Scientific classification
- Kingdom: Animalia
- Phylum: Chordata
- Class: Mammalia
- Infraclass: Placentalia
- Order: Primates
- Family: Cercopithecidae
- Genus: Cercocebus
- Species: C. torquatus
- Binomial name: Cercocebus torquatus (Kerr, 1792)

= Collared mangabey =

- Genus: Cercocebus
- Species: torquatus
- Authority: (Kerr, 1792)
- Conservation status: EN

Species of Old World monkey

The collared mangabey (Cercocebus torquatus), also called red-capped mangabey and white-collared mangabey, is a species of primate in the family Cercopithecidae of Old World monkeys. It formerly included the sooty mangabey as a subspecies.

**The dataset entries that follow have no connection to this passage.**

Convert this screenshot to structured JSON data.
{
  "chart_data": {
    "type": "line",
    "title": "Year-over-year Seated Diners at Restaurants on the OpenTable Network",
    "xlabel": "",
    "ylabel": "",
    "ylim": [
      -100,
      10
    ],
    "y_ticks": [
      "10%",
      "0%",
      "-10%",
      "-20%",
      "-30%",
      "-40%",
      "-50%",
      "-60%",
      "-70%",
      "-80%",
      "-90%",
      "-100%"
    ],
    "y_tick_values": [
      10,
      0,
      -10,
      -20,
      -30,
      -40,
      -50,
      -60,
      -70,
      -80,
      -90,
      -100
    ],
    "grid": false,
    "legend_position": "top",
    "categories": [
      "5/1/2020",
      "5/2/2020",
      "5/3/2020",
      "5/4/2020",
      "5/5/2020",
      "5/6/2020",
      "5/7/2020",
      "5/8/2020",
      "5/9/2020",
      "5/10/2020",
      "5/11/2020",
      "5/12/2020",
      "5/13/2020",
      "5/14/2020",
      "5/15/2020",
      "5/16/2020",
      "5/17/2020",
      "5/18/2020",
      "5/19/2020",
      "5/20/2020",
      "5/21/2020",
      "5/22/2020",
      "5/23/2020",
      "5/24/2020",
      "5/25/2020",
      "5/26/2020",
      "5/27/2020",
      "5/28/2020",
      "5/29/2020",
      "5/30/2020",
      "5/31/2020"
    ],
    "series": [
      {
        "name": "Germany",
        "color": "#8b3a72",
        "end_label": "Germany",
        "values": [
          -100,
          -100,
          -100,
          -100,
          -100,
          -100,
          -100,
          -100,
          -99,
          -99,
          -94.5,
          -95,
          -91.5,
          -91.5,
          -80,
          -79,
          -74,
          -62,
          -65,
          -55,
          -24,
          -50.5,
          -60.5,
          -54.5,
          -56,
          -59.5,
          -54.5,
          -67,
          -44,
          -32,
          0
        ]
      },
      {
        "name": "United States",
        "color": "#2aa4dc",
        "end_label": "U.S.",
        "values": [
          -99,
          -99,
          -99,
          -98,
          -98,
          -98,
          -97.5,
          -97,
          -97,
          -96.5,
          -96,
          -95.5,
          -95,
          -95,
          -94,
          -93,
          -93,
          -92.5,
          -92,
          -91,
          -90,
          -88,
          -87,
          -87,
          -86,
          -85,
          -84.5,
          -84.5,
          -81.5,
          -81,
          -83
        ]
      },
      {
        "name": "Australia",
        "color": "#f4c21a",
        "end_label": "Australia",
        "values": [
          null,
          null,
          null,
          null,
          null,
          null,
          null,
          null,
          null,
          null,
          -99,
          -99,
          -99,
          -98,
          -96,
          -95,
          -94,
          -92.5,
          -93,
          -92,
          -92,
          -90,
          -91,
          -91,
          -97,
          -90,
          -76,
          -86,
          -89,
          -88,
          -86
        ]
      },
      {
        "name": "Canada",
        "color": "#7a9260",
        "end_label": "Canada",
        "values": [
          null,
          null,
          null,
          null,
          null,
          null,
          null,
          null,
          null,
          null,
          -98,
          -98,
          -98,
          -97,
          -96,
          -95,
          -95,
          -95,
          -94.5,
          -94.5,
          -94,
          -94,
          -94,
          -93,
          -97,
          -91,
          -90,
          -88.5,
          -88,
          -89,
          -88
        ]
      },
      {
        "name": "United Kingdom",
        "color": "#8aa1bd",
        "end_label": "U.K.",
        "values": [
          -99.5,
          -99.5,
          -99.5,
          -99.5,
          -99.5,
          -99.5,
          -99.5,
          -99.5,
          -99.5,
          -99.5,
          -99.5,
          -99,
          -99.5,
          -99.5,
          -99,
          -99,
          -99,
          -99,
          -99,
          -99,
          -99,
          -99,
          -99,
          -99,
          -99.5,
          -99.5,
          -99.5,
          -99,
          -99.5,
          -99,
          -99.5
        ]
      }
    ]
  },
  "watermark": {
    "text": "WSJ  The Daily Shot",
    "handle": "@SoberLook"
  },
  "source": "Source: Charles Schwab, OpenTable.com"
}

As presently defined, the collared mangabey is monotypic.

== Description ==
The collared mangabey has grey fur covering its body, but its common names refer to the colours on its head and neck. Its prominent chestnut-red cap gives it the name red-capped, and its white collar gives it the names collared and white-collared. Its ears are black and it has striking white eyelids, which is why some refer to it as the "four-eyed monkey". It has a dark grey tail that exceeds the length of the body and is often held with the white tip over its head. It has long molars and very large incisors. The average body mass for captive individuals ranges from 9 to 10 kg for males and 7.5 to 8.6 kg for females. Head-body length is 47–67 cm in males and 45–60 cm in females.

== Distribution and habitat ==
The collared mangabey is found in coastal, swamp, mangrove, and valley forests, from western Nigeria, east and south into Cameroon, and throughout Equatorial Guinea, and Gabon, and on the Gabon-Congo border by the Atlantic shore.

==Behavior and ecology==

An adult female extends an arm through the cage mesh toward an experimenter who holds a raisin in her hands.

The collared mangabey lives in large groups of 10 to 35 individuals including several males. Vocal communication in the form of cackles and barks are used to keep the group in contact and signal their position to other groups. It has a diet of fruits and seeds, but also eats leaves, foliage, flowers, invertebrates, mushrooms, dung, and gum. The collared mangabey has no defined breeding season, it reaches sexual maturity at five to seven years, and has an average gestation period of 170 days.

== Threats ==
In 2006, it was estimated that annually about 3,000 collared mangabeys are hunted in the Cross-Sanaga-Bioko coastal forests for the bushmeat trade.

== Conservation ==
The collared mangabey is listed as endangered on the IUCN Red List due to habitat loss and hunting for bushmeat. It is also listed on Appendix II of CITES and on Class B of the African Convention on the Conservation of Nature and Natural Resources.